L’image de la dépendance dans la société américaine

Les premiers récits sont extraits d’un projet de recherche du Centre de politique sociale (CSP) lancé par une riche famille de philanthropes qui, en 2001, créa et finança une campagne destinée à mettre un terme à la situation des sans-logis dans le Massachusetts. Un système  de bourses permettait aux mères sans-logis ou sur le point de se retrouver à la rue de recevoir un soutien financier non négligeable, des conseils, une participation à des ateliers de formation de direction, un sentiment de profonde et vigoureuse sororité parmi les étudiantes, et d’aide pour réussir leurs études supérieures. Dix années plus tard, cette famille de philanthropes tente de mesurer les changements qui ont eu lieu dans la vie des boursiers ainsi que dans celles de leurs enfants. Ces investissements ont-ils produit une différence positive ?

Voici quelques extraits d’interviews d’anciens boursiers qui illustrent la violence de la pauvreté.

- Une ancienne boursière vient d’achever ses études de droit, elle fait pourtant des ménages car la redevance de $1000 exigée pour passer l’examen du barreau est au-dessus de ses moyens.

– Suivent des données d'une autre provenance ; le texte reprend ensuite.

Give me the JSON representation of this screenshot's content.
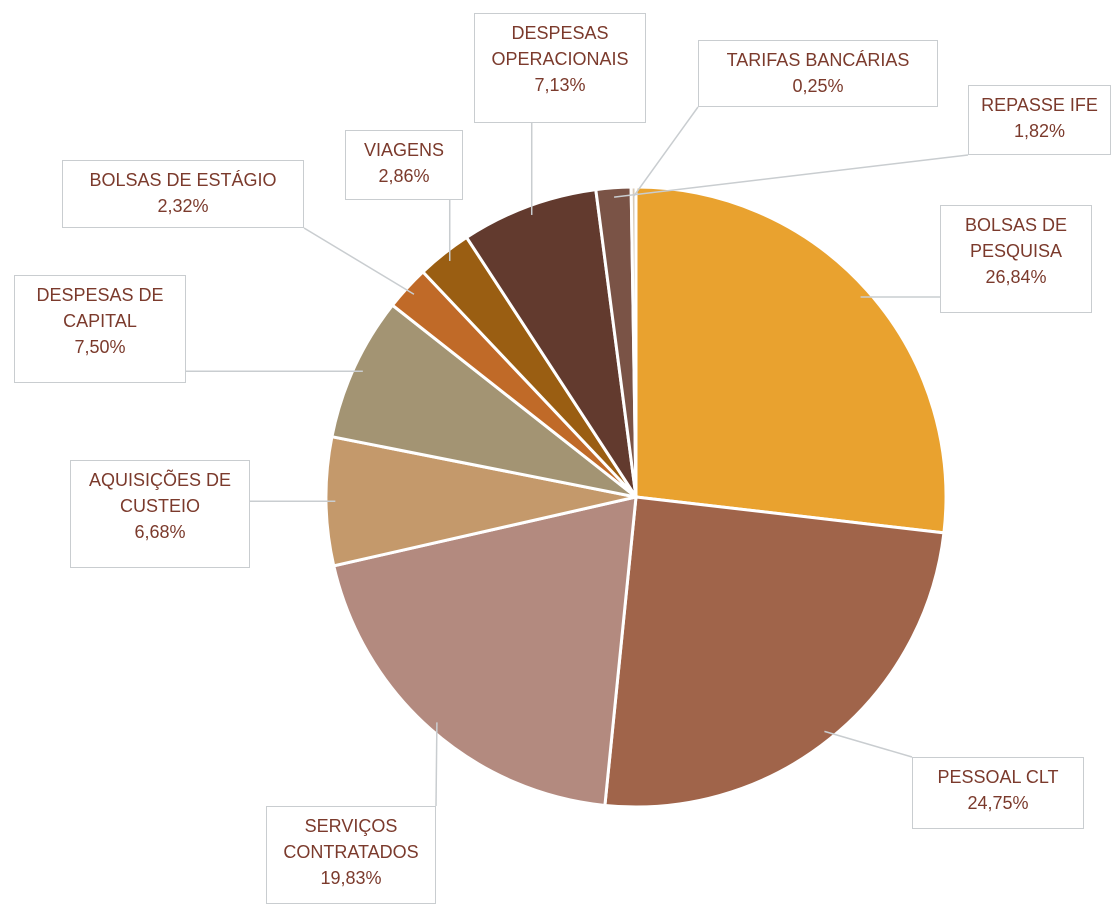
{
  "chart_data": {
    "type": "pie",
    "categories": [
      "BOLSAS DE PESQUISA",
      "PESSOAL CLT",
      "SERVIÇOS CONTRATADOS",
      "AQUISIÇÕES DE CUSTEIO",
      "DESPESAS DE CAPITAL",
      "BOLSAS DE ESTÁGIO",
      "VIAGENS",
      "DESPESAS OPERACIONAIS",
      "REPASSE IFE",
      "TARIFAS BANCÁRIAS"
    ],
    "values": [
      26.84,
      24.75,
      19.83,
      6.68,
      7.5,
      2.32,
      2.86,
      7.13,
      1.82,
      0.25
    ],
    "value_labels": [
      "26,84%",
      "24,75%",
      "19,83%",
      "6,68%",
      "7,50%",
      "2,32%",
      "2,86%",
      "7,13%",
      "1,82%",
      "0,25%"
    ],
    "colors": [
      "#e9a22f",
      "#a0644a",
      "#b38a7f",
      "#c4996b",
      "#a39473",
      "#c06a28",
      "#9a5e12",
      "#623a2e",
      "#7a5346",
      "#d9cbb8"
    ]
  }
}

- Une autre personne dans le même cas vient de passer une Maîtrise et se voit offrir un travail à plein temps dans une agence de l’État. Elle expose dans son interview les termes de son dilemme. Si elle accepte ce travail, elle perd ses droits aux allocations, dont elle a encore besoin pour venir en aide à sa famille (aide au logement et à la garde des enfants).

- Nombreux sont les ex-boursiers dont le loyer reste stable grâce à une aide publique et qui expriment leur déception de se voir encore dépendants d’une aide gouvernementale.

- Une autre histoire, plus proche de nous, recoupe certaines expériences des ex-boursiers. Bien qu’il s’agisse de mon frère formé à l’université, propriétaire depuis quarante ans d’une petite entreprise en banlieue. Il vient d’atteindre l’âge de 65 ans et commence à toucher ses indemnités d’assurance sociale, $ 800 mensuels, somme insuffisante pour vivre dans sa banlieue dans l’Ohio. Sa femme, cadre supérieur dans une grande clinique, mourut brusquement il y a près de vingt ans, laissant mon frère non seulement désespéré mais avec un revenu largement diminué pour élever ses trois enfants. Dans l’état de dépression de notre économie, sa récente affaire échoua. Or il avait emprunté à ses enfants adultes pour l’acheter et se trouve maintenant à devoir rembourser de gros emprunts. C’est un homme généreux qui se met largement au service des groupes de jeunes de la communauté et de ses enfants et petits-enfants. Animé d’idées politiques d’extrême-droite et d’une profonde conviction d’échec sur le plan personnel, il considère sa dépendance de la Sécurité sociale, selon ses  propres termes, comme preuve qu’il représente un « fardeau pour la société ».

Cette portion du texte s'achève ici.